In all honesty, these are the kind of clients I politely point at someone else. They seldom have the resources to fund the requirement, and one absurd requirement leads to another.

I'm sure they had good reason, and good on you for pulling it off, but trying to keep Windows 3.1 up for multiple years sounds like a risky task to take on. Who knew there wasn't another time-sensitive bug in there that kicked in at say 365 days?

To be fair the insane requirements I've come across are just delusional so they're easy to walk away from.

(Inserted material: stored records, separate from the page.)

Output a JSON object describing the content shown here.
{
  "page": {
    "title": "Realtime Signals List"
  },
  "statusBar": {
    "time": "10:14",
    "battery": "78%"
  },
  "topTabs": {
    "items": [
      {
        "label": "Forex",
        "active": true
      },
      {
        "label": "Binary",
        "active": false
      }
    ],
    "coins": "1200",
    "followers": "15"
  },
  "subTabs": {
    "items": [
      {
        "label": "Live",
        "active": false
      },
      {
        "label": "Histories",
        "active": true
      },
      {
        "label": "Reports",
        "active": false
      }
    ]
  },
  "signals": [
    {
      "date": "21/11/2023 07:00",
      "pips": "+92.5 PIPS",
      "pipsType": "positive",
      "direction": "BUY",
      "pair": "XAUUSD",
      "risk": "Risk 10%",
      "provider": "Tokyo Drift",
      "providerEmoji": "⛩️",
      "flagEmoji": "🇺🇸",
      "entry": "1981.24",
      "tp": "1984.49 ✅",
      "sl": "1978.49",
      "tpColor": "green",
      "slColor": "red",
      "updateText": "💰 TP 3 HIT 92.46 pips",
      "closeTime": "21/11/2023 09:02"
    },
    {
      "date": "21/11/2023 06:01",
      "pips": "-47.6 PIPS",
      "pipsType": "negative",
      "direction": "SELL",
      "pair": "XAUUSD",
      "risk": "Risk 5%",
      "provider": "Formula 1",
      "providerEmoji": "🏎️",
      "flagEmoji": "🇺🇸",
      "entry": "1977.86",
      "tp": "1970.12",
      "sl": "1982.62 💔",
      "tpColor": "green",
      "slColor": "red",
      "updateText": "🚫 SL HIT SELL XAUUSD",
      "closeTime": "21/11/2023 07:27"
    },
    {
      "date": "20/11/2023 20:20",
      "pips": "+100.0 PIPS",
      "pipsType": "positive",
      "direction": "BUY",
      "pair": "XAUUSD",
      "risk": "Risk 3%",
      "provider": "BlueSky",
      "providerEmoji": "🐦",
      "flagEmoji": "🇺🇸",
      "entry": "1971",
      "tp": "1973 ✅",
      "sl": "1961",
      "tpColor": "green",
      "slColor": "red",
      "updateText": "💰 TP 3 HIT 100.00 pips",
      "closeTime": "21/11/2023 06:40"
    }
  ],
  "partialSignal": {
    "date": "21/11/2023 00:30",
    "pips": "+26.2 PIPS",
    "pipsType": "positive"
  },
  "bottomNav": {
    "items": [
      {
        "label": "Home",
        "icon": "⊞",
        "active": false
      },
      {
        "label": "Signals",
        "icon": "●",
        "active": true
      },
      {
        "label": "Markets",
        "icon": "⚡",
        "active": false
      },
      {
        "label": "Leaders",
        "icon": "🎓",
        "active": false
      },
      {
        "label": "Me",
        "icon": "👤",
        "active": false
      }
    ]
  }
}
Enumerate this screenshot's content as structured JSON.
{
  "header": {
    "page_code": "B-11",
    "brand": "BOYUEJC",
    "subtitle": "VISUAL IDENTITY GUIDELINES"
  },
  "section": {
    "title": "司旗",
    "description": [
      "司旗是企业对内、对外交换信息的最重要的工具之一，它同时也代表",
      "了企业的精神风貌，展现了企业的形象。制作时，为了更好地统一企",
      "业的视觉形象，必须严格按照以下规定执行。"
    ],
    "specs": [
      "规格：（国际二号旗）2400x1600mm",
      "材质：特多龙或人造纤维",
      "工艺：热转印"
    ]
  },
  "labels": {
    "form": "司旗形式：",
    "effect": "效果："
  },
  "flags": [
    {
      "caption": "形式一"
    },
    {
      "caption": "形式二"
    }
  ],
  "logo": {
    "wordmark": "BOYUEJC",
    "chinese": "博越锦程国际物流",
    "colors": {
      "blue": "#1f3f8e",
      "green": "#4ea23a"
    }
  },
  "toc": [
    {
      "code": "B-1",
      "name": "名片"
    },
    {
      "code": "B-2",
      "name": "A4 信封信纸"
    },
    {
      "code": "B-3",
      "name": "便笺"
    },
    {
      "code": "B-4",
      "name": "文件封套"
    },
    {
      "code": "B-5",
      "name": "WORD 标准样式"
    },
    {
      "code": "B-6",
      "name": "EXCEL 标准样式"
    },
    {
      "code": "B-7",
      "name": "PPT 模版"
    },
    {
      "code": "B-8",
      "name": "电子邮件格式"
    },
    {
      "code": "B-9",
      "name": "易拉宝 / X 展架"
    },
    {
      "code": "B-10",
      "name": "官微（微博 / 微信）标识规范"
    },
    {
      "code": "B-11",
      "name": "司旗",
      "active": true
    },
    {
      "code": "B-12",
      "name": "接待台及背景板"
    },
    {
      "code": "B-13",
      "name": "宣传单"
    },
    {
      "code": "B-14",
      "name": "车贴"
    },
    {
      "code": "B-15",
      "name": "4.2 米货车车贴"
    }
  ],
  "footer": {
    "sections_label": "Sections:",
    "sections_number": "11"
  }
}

ponderings · 2024-02-23T06:08:23

Twice I chat with someone who worked exclusively with customers no one else wants. One just grinds them down into a normal project, the other transparently charges what is reasonable for the unreasonable. $5000 for the first chat 24/7, for that money he explains how it is normally done, what it costs and what it costs to meet the insane requirements. If they chose normality he doesn't want the job.

pacaro · 2024-02-23T07:39:54

We had a CEO who would sign up just about anyone as a customer. He nearly destroyed the company a few years before I joined by underbidding on a contract that they were completely unqualified to fulfill. Software failed and people died (a government inquiry was scathing about the company's unsuitability for the contract but did ultimately exonerate them w.r.t. the fatalities). Lessons were not learned.

wtracy · 2024-02-23T10:06:27

Now you have my curiosity piqued. Is the report from the inquiry available to read online?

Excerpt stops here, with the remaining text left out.